# Rabbit Season!



## sammerguy

Went out for 40 mins at the farm and got my first rabbit of the year. He's soaking in some salt water right now getting ready for dinner tomorrow night! Anyone else have any luck today?


----------



## PARK92

i went out sunday and got one. no dogs just walking through the brush. jumped about ten yards out then made a mad dash at about 30 yards. only one i shot and only one i seen that outing, hunted for about 2 hours.


----------



## ggcanteri

ticks are bad this year 
found them on my beagles from this past weekend
anyone else having the same problems??


----------



## TomC

No problems with the ticks, the heat thou now thats an issue in contending with. I hope it starts cooling down so i can run em longer than 1-2hrs.


----------



## ggcanteri

we have been out several times 
lots of runs with the dogs
we need a wet snow to knock down some of the vegetation in order to see them
I'll try again sunday


----------



## fishintechnician

I went last night and got 2 bunnies and 1 squirrel. no dogs just walking about a 2.5 hr trip. not to bad for the first trip of the year. Come on cold and snow!!


----------



## Shaun69007

Hunted a timbered property that i leased yesterday. It was timbered about 5 years ago. Didnt hit it hard but jumped 7 and bagged 2. Oh yeah i had 3 of my 4 girls out shaking the timbers.


----------



## fishintechnician

hunted a small creek line this afternoon... havent been in a couple years and it grew up thick!! got 1 more today, jumped 10 total shot at 3 bagged 1!! I will be back, lol. In the first 2 trips this year, with temps in the 50's ive seen more rabbits than last year. I think its gonna be a good year


----------



## fish*FEAR*me

Gonna try to get the pups out Friday. Probably gonna head down to aep. Hopefully we can get into some there! Haven't had much luck around here.


----------



## ggcanteri

I rabbit hunted aep a for opening weekend
tough going 
huge runs couldn't hear dogs some of the time
also, like everywhere else, the vegetation too thick to see the rabbits
I think there must be a lot of coyotes in aep several went straight to the holes
we have had great action all the times out but the kill to run ratio is bad at the present time
try try again!!!!


----------



## m_miller

I spent a couple weekends down at aep this fall fishing and at night the coyotes were thick.


----------



## jray

killed two on public ground thanksgiving the dogs were running both at once. Found a ladder stand and jumped up into it. when life gives you lemons...


----------



## Bowhunter57

I haven't seen any rabbits in over 3 years. Too many feral cats and coyotes. 
I miss eating rabbit...mmm. 

Bowhunter57


----------



## Love2kayak

I've only seen them at one place this season, my buddies gpa's land close to dillon and we've seen probably around 15 or so. Jumped two while squirrel hunting couple days ago. Like everywhere else there are plenty of yotes around the area but there's plenty of rabbits. Only place I've seen them so often since I was a kid actually 


Outdoor Hub mobile, the outdoor information engine


----------



## T-180

From riding in the combine to working the bird dog, I've seen a ton of rabbits. The warm has them jumping a little early so it should get better. 
Agreed about the coyotes, but the feral cats & the free roaming cats that people let go everywhere really hit the baby bunnies especially. We'll start the yote trapping here very soon to at least keep them in check.


----------



## sammerguy

I've gotten 2 more since. I jumped 5 on my last outing. There seems to be plenty of them on my grandfathers land. I'm nor using dog, its just me walking thru the grass. I can't wait for some snow. This grass is way too tall for me. I only have about 4 seconds to hear, see and shoot the rabbit. 

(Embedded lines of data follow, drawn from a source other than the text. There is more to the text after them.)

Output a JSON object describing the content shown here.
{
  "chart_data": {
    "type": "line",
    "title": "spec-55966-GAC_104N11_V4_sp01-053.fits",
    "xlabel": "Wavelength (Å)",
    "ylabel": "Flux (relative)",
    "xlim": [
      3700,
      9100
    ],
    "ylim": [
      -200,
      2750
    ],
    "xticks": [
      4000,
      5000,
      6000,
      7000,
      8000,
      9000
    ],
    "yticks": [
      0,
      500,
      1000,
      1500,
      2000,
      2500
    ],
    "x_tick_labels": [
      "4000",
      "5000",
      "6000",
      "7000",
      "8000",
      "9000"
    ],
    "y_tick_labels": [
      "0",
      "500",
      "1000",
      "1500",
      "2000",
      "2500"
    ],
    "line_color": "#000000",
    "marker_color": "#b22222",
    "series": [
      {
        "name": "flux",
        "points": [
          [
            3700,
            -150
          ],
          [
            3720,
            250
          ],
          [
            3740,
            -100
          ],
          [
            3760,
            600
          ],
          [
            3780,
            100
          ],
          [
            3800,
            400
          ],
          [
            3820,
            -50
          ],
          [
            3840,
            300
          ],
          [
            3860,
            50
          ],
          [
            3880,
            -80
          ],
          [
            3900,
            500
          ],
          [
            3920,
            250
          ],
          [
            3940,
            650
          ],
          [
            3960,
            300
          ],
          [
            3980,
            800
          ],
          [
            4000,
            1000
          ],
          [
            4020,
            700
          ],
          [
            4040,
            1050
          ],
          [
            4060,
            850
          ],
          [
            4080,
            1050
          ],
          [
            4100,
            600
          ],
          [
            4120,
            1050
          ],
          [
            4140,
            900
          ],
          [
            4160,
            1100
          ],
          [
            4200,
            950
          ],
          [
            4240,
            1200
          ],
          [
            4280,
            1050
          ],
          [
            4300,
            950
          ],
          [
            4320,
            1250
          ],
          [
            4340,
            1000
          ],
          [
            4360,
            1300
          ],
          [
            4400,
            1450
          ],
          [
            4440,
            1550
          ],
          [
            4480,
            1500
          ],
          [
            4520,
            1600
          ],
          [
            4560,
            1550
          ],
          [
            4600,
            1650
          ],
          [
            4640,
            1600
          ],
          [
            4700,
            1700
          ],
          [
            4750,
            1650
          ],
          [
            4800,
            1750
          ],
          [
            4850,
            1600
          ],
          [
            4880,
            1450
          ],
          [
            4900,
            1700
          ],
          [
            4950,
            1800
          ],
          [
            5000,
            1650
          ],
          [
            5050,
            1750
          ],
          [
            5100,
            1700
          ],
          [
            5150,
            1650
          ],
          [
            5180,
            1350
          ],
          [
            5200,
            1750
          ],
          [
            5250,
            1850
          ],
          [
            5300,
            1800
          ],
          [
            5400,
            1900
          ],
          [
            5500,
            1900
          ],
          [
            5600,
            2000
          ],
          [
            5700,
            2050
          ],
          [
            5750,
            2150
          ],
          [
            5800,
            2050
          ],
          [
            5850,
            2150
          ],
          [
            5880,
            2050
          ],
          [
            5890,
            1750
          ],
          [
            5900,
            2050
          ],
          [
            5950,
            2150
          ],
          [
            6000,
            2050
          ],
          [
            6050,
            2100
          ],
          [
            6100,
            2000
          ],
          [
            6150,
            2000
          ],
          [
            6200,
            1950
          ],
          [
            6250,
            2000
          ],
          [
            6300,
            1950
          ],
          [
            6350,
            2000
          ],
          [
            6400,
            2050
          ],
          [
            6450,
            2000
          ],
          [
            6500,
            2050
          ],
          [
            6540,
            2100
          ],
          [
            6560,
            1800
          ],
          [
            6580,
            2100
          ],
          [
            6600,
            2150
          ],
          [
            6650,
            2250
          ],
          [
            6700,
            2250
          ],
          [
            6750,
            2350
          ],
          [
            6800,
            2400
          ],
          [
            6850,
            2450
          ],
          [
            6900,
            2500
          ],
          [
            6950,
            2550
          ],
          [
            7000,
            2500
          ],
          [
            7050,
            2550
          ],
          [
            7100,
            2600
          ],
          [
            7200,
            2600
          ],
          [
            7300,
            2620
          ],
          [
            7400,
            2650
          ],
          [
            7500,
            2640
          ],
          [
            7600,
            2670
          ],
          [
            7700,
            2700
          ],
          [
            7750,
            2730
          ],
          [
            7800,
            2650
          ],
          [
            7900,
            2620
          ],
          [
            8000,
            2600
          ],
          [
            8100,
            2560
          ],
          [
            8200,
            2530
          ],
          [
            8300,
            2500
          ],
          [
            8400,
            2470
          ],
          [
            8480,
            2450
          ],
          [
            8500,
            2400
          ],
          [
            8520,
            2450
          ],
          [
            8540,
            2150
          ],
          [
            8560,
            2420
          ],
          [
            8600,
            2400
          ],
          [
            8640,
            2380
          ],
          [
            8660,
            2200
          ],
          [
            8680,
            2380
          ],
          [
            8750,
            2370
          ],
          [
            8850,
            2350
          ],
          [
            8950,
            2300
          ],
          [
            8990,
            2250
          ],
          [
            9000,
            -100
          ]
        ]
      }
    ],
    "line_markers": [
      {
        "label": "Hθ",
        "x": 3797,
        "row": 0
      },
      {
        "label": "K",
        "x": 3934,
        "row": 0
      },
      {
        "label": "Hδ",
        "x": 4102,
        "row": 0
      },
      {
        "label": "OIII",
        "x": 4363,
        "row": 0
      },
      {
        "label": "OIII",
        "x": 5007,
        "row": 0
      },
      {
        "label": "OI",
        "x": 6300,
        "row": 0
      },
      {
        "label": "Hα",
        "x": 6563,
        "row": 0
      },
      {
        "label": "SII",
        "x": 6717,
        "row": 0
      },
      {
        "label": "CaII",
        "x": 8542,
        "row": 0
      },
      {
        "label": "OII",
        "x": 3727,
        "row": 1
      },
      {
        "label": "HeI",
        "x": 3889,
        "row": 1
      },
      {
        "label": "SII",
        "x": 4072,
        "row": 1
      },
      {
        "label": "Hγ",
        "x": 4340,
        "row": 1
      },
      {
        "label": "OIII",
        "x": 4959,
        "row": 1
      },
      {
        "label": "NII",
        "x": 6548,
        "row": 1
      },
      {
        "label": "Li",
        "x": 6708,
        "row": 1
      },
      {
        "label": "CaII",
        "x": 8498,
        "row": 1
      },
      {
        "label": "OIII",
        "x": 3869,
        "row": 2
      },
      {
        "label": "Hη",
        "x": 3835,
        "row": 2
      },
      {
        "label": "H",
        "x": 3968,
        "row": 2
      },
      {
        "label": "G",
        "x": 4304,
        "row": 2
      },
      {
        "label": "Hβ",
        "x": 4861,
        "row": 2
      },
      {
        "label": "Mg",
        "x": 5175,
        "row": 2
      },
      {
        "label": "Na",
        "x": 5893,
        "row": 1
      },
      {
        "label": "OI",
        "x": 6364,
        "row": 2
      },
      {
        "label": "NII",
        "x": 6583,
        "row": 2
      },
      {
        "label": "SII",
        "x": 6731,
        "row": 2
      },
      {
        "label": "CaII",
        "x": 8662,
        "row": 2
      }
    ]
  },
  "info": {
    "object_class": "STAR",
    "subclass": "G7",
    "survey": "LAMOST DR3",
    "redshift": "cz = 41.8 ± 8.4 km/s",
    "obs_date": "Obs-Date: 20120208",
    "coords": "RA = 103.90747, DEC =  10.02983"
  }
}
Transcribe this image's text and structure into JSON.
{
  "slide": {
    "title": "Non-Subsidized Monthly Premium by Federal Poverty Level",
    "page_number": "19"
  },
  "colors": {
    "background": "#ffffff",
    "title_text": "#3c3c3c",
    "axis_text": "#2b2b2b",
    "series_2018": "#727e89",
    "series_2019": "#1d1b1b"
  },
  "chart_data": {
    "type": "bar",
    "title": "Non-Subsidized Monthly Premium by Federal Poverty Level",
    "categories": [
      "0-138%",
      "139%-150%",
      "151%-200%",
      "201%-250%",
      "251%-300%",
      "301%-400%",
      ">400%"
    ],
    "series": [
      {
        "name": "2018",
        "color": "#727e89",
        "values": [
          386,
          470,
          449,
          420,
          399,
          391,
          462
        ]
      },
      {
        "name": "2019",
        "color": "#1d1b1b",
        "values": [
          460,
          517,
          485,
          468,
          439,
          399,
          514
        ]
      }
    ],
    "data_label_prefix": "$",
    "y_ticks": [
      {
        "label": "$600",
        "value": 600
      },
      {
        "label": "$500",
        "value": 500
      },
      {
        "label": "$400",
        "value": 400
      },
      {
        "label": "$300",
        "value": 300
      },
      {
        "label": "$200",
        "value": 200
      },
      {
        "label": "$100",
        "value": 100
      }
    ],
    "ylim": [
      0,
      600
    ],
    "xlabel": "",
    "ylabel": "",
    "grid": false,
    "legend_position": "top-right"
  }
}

posted using Outdoor Hub Campfire


----------



## ggcanteri

heading to logrange in the morn to hunt some bunnies the dogs and I are ready to go 
rain or shine


----------



## fish*FEAR*me

Got out and killed a few Sunday.my six month old pups are really starting to get it. It's been real fun watching there progress. And as a first time beagler we have been learning a lot together!

posted using Outdoor Hub Campfire


----------



## sammerguy

Man I wish I had some dogs, or knew someone that did. I feel like there are tons of rabbits I just cannot find on my grandapas land.

posted using Outdoor Hub Campfire


----------



## jlami

sammerguy said:


> Man I wish I had some dogs, or knew someone that did. I feel like there are tons of rabbits I just cannot find on my grandapas land.
> 
> posted using Outdoor Hub Campfire


I have a 2 year old Weim that I have been trying to hunt since he was a pup. I'll bring him out and see what he does if you promise not to shoot him.

posted using Outdoor Hub Campfire


----------



## fish*FEAR*me

sammerguy said:


> Man I wish I had some dogs, or knew someone that did. I feel like there are tons of rabbits I just cannot find on my grandapas land.
> 
> posted using Outdoor Hub Campfire


 I'm new into using dogs. It's definitely fun. 
Where abouts do you hunt?

posted using Outdoor Hub Campfire


----------



## rocco812

Hey that's me in your pic


Posted using Outdoor Hub Campfire


----------



## fish*FEAR*me

What are u talking about..I don't know you!! Lol can't wait to see your new pups!!

posted using Outdoor Hub Campfire


----------